To Finish or Not to Finish (That Is the Question)

Web Development inMotion

Volume 20 · Issue 2 · March/April 2010 | Download PDF

by Cindy Charlton

Finish or Not 01I was at my prosthetist’s office the other day, having some work done on my myoelectric hand. He asked if another of his clients could join me in what I have named the “great room” at his shop. Chatty person that I am, I said I’d love the company.

The other client entered the room, and we immediately fell into easy conversation. I was surprised to see how wonderfully she walked when I realized that she, like me, was a bilateral below-knee amputee. I commented on her natural gait, and we began discussing issues amputees often experience at some point in life.

With the introductions and limb-loss stories under our belts, we moved on to chatting about our prostheses. She asked me if I was having work done on my legs. “No, today I’m here for the hand,” I said with a smile. “One body part at a time.”

With a big sigh, she nodded her head and replied, “Yeah, I know what you mean.” She was eyeing my less-than-attractive legs (one socket is in the test socket mode, and the other is pretty old and very beat-up) and asked if I was ever going to have my legs finished.

I wasn’t sure what she meant until she said, “You know, like mine.” She showed me her legs, and I have to admit, the cosmetic coverings were beautiful. “No,” I replied, “I kind of like the high-tech robotic look.” She just shrugged as if to say, “To each her own.”

When my appointment ended, I said my goodbyes, and headed off to my car. As I drove away, I began to replay the conversation I had just had with my new friend. I started to think about the reasons why I have never opted to have cosmeses.

I want people to know that I have survived, and I want them to think, “Wow! If she can survive and accomplish that, then maybe I can survive and overcome the obstacles in my life.” I want people to know that the human spirit is formidable, that any adversity and challenge is not too great to conquer.

When I was new to the amputee world, not having cosmeses was more of a practical matter than anything else. Every time any tweaking had to be done – and there was a lot of tweaking – the prosthetist would have had to tear into the covering to make adjustments. Consequently, I never had the coverings made. But I also realized in those first months that it wasn’t important to me to have that “finished product.”

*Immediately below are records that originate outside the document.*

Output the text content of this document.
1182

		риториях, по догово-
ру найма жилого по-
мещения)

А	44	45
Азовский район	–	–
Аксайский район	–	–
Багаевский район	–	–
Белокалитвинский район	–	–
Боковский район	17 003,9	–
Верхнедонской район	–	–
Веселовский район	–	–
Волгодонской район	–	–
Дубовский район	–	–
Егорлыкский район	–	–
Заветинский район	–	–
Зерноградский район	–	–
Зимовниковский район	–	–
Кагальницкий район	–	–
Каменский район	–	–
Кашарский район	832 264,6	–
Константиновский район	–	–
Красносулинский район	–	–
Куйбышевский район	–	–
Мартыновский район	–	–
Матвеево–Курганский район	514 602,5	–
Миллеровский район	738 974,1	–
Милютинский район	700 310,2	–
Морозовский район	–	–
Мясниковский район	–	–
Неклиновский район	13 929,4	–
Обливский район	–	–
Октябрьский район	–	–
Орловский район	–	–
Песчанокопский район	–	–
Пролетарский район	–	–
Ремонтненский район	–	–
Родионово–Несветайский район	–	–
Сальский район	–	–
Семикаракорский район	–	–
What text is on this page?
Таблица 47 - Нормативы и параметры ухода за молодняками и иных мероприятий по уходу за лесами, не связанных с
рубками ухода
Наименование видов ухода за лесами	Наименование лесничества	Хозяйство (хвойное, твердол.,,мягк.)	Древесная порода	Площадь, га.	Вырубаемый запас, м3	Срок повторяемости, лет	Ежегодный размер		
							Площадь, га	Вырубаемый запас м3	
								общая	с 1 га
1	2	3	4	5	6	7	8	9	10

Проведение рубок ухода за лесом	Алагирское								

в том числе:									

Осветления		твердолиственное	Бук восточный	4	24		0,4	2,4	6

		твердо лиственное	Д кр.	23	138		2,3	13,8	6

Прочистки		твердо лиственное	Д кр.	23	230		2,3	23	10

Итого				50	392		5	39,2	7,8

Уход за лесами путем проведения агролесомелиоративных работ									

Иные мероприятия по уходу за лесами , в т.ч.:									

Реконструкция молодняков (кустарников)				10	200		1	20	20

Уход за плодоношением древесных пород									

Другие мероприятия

As I was driving, I was thinking about all the children I have been able to talk to about prostheses, or as my kids have named them, “robot parts.” Had I had cosmetic coverings, many of those children would never have known that I have prosthetic legs, and I would not have had the opportunity to talk with them about it. I tell people all the time that I am a veritable walking show-and-tell, and I relish in the opportunity to educate children and adults alike about limb loss and prosthetics. It’s important to me to get the message across that people with disabilities are just the same as anyone else in this world. I often hear myself saying, “I’m just like you, except I move a little slower.” For some reason the kids think that’s funny – probably because they know I’d move slower whether I had “robot parts” or not.

But that wasn’t the only reason – it was just the more obvious reason. So I pondered a little further: “Be honest,” I heard myself saying. I have known the deeper reason for baring it all, almost since I began walking the prosthetic path: Plain and simple, I want people to know that I wear prostheses. And, as much as I hate to admit it, it comes from a sense of pride, almost like being proud of some sort of accomplishment. As any lower-extremity amputee knows, there is a great deal of accomplishment and pride when you learn how to walk with a prosthetic leg. But even more than that, I want people to know that I have survived, and I want them to think, “Wow! If she can survive and accomplish that, then maybe I can survive and overcome the obstacles in my life.” I want people to know that the human spirit is formidable, that any adversity and challenge is not too great to conquer.

We are all made of the same stuff, I’ve come to realize. Some of us, though, have been fortunate enough to truly test our mettle. Amputees know intimately what they are made of, and most of the time we realize how lucky we are to be here on the same planet with everyone else, even if we move a little slower.

I don’t know if I’ll ever choose to “finish” my legs. I guess I view them like I view the rest of my life – to be completed at a later date.